In vivo research on mice, chickens and pigs have all shown that astragalus supports immune function. Human clinical trials also show that the polysaccharides, flavonoids, and saponins in astragalus support immune health by supporting the activation of toll-like receptor 4 (TLR4)-related mitogen-activated protein kinase (MAPK) activities.
According to a 2009 review and meta-analysis that featured 45 randomized clinical trials that all had an active control group, astragalus has immunomodulatory activity that has been shown to support T-cell function. A 2010 meta-analysis looked at 65 clinical trials featuring nearly 4,800 patients and concluded that astragalus was indeed effective at supporting immune health.
Everyone has heard of elderberry syrup for immune support, and many people use it. Modern science has validated elderberry’s immune support potential. The high biological activity of its phenolic compounds including quercetin, rutin, kaempferol and anthocyanins are still being studied to understand the mechanisms of action. But there are a few things that science has uncovered. We know that quercetin (contained in elderberry) is a zinc ionophore, meaning that it helps deliver zinc into the cells, and we know how important zinc is for immune function.
Scientists have been most fascinated by elderberries rich, deep color from anthocyanins. Elderberry anthocyanins incorporate into both cell membranes and cytosol and exert potent antioxidant effects. They counteract oxidative stress, increase the activity of antioxidant enzymes in blood and additionally, increase glutathione production. All these processes are necessary for optimal immune system function. Reducing oxidative DNA damage is another benefit of this high antioxidant activity.

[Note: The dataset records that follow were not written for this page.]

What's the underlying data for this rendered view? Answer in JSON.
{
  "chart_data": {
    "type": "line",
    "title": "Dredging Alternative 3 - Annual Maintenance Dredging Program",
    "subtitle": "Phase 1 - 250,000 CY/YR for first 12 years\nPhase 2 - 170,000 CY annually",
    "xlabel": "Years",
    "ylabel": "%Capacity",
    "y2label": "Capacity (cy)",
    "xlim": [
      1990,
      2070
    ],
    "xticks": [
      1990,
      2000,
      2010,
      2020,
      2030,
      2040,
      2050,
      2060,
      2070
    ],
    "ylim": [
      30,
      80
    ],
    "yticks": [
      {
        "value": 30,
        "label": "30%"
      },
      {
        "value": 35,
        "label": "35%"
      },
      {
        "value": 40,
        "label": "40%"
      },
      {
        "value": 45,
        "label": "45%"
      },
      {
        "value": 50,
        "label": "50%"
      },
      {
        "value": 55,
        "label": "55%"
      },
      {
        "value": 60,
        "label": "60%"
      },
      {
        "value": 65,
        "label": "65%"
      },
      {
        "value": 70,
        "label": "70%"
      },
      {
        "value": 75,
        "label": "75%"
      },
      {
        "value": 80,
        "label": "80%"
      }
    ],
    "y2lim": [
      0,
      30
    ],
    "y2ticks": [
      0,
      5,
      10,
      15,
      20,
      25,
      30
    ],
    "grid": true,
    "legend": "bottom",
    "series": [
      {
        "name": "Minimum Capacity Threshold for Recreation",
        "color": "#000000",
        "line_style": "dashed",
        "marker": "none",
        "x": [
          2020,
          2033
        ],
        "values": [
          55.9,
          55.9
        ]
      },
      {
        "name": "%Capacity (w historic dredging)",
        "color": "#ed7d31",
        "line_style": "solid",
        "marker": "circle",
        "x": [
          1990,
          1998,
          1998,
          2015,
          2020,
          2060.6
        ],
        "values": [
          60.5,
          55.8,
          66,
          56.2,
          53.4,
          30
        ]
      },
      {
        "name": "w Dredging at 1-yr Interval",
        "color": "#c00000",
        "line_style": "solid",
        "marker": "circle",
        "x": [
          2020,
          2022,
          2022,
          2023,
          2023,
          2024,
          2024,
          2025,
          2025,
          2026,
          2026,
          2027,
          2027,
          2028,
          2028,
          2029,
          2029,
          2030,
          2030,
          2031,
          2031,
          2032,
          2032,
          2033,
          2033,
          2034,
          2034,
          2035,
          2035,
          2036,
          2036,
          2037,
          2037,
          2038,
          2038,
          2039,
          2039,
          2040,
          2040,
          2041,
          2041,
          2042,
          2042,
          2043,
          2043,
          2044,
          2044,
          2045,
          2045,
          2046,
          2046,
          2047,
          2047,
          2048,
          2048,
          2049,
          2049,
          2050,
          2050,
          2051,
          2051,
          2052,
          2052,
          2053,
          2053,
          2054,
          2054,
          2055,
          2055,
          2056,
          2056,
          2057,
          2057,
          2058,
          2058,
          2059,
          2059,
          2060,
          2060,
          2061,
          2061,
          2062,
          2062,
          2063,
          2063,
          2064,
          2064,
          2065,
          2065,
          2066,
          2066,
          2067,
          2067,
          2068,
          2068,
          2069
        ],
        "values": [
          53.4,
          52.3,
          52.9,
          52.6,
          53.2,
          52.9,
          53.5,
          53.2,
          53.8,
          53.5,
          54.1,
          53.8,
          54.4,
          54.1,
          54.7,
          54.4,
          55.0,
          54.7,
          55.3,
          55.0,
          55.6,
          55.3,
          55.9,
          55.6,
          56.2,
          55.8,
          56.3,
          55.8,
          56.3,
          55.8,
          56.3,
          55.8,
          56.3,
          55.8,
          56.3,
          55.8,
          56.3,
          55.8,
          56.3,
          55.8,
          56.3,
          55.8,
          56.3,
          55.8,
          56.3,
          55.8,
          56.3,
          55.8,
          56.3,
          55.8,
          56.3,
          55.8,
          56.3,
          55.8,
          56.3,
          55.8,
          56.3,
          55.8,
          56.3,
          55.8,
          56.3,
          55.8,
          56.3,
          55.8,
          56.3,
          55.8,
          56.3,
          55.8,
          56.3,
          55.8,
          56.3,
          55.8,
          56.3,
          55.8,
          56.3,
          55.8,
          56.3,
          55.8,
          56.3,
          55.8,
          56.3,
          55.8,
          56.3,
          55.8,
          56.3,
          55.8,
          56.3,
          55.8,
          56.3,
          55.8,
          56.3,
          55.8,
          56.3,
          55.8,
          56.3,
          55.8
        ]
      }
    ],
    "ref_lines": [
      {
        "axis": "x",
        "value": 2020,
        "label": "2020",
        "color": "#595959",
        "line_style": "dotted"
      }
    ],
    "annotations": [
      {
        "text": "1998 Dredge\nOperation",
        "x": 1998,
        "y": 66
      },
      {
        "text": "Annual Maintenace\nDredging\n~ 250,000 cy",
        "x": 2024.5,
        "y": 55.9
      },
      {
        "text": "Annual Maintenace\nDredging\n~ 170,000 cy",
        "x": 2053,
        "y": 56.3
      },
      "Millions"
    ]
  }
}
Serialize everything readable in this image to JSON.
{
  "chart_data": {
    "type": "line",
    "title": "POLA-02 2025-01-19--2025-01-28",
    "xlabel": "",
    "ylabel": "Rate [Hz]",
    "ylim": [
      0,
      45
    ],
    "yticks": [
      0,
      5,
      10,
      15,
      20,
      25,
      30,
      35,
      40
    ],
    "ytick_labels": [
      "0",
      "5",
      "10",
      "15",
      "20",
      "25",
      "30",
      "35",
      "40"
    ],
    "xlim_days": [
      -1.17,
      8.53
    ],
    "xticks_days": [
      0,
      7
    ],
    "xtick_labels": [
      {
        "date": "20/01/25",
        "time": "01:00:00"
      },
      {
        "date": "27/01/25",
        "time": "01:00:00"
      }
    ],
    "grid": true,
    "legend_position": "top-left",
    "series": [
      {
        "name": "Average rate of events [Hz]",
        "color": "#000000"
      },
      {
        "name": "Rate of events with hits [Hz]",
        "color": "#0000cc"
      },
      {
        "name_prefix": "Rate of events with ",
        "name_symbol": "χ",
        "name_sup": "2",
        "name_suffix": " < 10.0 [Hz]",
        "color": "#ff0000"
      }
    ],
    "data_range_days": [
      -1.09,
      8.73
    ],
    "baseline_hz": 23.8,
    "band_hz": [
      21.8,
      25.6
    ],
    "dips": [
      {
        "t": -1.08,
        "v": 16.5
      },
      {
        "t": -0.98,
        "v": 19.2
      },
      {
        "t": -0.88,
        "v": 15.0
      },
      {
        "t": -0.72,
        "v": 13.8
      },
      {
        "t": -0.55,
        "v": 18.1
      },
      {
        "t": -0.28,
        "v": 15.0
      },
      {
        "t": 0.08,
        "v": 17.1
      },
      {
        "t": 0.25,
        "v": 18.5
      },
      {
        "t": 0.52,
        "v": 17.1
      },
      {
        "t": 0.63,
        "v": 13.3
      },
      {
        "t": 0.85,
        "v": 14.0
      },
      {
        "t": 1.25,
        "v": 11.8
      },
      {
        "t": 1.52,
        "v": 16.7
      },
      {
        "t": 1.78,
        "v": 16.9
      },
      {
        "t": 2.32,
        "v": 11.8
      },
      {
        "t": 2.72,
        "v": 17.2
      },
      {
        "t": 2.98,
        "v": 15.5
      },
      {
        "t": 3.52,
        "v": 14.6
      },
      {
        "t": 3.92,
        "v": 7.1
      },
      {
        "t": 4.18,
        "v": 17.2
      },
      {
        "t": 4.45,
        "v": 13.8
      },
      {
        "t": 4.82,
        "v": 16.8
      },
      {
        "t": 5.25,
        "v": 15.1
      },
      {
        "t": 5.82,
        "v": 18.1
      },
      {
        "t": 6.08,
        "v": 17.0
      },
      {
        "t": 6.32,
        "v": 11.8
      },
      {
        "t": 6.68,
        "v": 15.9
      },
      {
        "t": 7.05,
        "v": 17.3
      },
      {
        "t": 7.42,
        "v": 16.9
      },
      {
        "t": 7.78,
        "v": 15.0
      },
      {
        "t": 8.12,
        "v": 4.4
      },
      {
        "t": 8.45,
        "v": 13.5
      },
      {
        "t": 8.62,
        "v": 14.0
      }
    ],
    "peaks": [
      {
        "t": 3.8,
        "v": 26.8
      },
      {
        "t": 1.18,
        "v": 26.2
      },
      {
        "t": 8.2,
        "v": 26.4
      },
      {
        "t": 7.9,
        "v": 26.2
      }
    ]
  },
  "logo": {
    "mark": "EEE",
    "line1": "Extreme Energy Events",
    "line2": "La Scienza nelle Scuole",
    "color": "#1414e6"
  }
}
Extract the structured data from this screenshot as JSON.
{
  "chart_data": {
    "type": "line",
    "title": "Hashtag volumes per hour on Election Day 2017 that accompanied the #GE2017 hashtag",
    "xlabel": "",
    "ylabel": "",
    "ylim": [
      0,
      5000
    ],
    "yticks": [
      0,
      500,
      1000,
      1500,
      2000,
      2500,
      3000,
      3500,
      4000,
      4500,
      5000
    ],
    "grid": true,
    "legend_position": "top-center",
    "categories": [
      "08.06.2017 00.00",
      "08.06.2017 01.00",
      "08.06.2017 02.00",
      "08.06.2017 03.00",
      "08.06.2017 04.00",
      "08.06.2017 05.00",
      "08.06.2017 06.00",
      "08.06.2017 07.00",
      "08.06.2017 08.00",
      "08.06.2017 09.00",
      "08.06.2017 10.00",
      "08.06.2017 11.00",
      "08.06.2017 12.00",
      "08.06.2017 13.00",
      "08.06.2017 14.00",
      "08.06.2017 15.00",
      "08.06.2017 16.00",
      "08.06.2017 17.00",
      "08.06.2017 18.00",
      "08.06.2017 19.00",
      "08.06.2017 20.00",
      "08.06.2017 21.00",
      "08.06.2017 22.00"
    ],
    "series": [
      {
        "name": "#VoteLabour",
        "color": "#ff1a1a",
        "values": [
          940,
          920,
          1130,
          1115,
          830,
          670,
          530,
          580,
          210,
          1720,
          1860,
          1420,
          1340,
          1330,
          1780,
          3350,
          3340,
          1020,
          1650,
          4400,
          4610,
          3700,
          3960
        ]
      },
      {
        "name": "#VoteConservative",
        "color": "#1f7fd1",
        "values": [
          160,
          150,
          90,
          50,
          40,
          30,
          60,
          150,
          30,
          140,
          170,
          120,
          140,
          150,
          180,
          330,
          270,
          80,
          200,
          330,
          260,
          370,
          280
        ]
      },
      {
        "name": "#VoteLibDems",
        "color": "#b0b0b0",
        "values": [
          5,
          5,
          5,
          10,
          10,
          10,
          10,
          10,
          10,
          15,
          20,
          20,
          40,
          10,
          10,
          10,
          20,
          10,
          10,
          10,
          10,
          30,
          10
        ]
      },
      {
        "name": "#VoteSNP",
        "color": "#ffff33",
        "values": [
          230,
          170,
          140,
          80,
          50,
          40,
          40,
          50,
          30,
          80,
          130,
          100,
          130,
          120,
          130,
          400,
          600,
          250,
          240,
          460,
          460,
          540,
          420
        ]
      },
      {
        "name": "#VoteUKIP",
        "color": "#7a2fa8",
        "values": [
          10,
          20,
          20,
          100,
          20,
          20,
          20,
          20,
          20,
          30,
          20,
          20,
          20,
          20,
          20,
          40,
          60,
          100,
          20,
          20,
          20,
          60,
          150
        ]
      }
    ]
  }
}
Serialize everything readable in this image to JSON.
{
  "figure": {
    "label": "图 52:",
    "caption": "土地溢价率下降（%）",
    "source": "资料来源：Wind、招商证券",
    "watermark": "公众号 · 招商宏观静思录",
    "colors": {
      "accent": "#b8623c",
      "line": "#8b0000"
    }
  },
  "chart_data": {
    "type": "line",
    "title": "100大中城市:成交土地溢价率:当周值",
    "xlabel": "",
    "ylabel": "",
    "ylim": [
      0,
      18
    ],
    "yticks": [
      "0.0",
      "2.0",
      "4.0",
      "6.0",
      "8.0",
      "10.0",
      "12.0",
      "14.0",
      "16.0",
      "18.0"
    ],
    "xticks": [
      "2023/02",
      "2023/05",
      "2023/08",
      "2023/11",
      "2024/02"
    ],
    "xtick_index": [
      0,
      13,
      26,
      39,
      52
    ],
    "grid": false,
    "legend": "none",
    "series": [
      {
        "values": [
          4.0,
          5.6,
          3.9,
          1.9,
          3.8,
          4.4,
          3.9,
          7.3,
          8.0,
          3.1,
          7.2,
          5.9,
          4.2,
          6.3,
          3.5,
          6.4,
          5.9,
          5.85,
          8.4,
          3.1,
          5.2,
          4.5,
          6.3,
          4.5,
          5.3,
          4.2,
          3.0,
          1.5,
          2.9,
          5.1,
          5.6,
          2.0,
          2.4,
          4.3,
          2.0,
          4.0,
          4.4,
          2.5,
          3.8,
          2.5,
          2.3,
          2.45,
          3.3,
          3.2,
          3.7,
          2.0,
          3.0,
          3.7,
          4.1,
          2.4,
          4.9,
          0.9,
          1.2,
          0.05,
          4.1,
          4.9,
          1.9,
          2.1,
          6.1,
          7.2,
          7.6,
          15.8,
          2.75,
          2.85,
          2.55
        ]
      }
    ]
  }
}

Elderberries also specifically support the immune complement system. Studies have shown that elderberry extracts help activate immune complement, having complement-fixating activity.
In February of 2019, a meta-analysis of randomized controlled clinical trials investigating the action of black elderberry in 180 participants was published in Complementary Therapies in Medicine, Vol 42, and concluded that elderberry may substantially support immune status. While elderberry syrup is very popular, more potent forms are available in liquid extract or capsule form.
These nutrients and botanicals are all excellent daily additions to any health regimen. The more we understand how they work, the more we understand they not only offer immune system support and balance, but they also offer cellular support for the cardiovascular and circulatory systems, the GI system, the brain, the skin and much more.